La tutela automática de la entidad pública
El artículo 222, primer párrafo, fija la regla general: la tutela de los menores en situación de desamparo corresponde, por ministerio de la ley —es decir, automáticamente, sin necesidad de una resolución judicial constitutiva—, a la entidad pública a la que en cada territorio esté encomendada la protección de menores. Esta atribución automática permite actuar de inmediato en protección del menor, sin esperar a un procedimiento judicial completo para nombrar tutor.
Cuándo se nombra, en su lugar, un tutor particular
El segundo párrafo prevé una excepción importante: se procede al nombramiento de un tutor conforme a las reglas ordinarias cuando existan personas físicas que, por sus relaciones con el menor o por otras circunstancias, puedan asumir la tutela en su interés —por ejemplo, un familiar cercano con quien el menor tenga vínculo afectivo y que reúna las condiciones adecuadas para hacerse cargo de él—.
El paso previo: suspender o privar la patria potestad
El tercer párrafo exige un requisito procesal antes de nombrar a ese tutor particular: previamente a la designación judicial, o en la misma resolución que la acuerde, debe resolverse también sobre la suspensión o la privación de la patria potestad de los progenitores, o sobre la remoción del tutor anterior, si lo hubiera. No se puede nombrar un nuevo tutor particular sin resolver antes esta cuestión previa sobre la patria potestad existente.
Quién puede pedir estas medidas
El cuarto párrafo legitima a tres actores para ejercer las acciones de privación de patria potestad, promover la remoción del tutor, y solicitar el nombramiento de tutor de un menor en desamparo: el Ministerio Fiscal, la entidad pública de protección de menores, y las personas llamadas al ejercicio de la tutela —normalmente, familiares con vínculo suficiente con el menor.
Por qué este sistema combina automatismo y flexibilidad
Este régimen busca un equilibrio: por un lado, garantiza una protección inmediata y automática del menor en desamparo, sin depender de la rapidez de un procedimiento judicial para nombrar tutor; por otro, permite después dar preferencia, cuando existan, a personas del entorno del menor que puedan asumir su cuidado de forma más personalizada que la propia entidad pública, siempre bajo control judicial y con la intervención del Ministerio Fiscal como garante del interés del menor.
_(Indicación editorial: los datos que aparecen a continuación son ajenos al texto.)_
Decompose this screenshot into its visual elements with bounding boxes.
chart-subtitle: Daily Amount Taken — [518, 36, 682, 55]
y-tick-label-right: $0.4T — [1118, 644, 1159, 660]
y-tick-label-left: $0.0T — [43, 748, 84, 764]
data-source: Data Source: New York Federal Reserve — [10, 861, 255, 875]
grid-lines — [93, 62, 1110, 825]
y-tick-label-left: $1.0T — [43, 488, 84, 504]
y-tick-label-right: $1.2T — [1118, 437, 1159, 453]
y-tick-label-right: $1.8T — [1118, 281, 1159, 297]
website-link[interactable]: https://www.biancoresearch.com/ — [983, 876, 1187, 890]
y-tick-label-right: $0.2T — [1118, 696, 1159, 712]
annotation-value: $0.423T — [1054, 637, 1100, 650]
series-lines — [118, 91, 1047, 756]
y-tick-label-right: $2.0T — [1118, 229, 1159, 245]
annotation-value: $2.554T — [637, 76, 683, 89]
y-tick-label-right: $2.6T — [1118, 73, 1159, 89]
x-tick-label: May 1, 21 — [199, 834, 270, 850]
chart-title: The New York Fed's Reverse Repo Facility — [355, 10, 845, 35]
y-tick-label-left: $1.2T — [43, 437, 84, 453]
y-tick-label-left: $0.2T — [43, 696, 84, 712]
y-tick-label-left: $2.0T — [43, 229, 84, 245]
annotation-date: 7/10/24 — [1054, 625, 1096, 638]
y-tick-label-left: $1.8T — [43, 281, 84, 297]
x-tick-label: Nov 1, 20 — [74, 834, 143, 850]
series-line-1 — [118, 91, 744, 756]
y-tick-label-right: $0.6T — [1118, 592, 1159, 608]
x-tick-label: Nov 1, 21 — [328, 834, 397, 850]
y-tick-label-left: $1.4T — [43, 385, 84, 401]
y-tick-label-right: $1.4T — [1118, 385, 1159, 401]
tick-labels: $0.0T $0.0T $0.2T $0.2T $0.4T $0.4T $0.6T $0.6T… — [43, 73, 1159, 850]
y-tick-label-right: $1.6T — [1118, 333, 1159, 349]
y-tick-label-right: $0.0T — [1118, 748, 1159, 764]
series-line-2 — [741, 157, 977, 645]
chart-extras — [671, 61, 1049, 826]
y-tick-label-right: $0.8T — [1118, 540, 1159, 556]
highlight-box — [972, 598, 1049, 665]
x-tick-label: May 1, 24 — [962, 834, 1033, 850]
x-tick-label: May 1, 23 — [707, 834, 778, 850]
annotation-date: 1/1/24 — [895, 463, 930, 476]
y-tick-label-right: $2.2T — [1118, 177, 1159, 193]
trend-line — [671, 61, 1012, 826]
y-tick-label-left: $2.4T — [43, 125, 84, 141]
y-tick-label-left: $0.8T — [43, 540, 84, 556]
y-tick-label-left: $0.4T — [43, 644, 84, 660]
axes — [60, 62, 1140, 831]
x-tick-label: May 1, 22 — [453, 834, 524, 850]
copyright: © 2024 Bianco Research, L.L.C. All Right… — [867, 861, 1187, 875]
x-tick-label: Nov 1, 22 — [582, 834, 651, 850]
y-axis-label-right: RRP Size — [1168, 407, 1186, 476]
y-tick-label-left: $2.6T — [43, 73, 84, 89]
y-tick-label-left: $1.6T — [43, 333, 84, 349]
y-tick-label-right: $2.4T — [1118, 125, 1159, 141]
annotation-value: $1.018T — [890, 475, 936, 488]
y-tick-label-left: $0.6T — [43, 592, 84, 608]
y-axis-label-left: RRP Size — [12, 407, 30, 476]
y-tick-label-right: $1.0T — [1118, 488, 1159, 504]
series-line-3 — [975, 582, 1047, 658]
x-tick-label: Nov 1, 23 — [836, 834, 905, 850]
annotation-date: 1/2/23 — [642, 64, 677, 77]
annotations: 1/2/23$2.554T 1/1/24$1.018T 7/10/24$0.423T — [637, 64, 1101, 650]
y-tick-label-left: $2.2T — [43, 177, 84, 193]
La conexión con el acogimiento familiar
Aunque el artículo 222 no lo detalle, este régimen de tutela conecta con la preferencia que el ordenamiento español otorga al acogimiento familiar frente al residencial, ya reconocida en la Ley de Protección Jurídica del Menor: siempre que sea posible, se prioriza que el menor en desamparo crezca en un entorno familiar, ya sea con su propia familia extensa, con una familia de acogida, o mediante el nombramiento de un tutor particular con vínculo personal, antes que en un centro de protección.
Esta guía es una explicación divulgativa de BOE Fácil, no asesoramiento jurídico. Para el texto oficial completo, consulta el artículo 222 del Código Civil.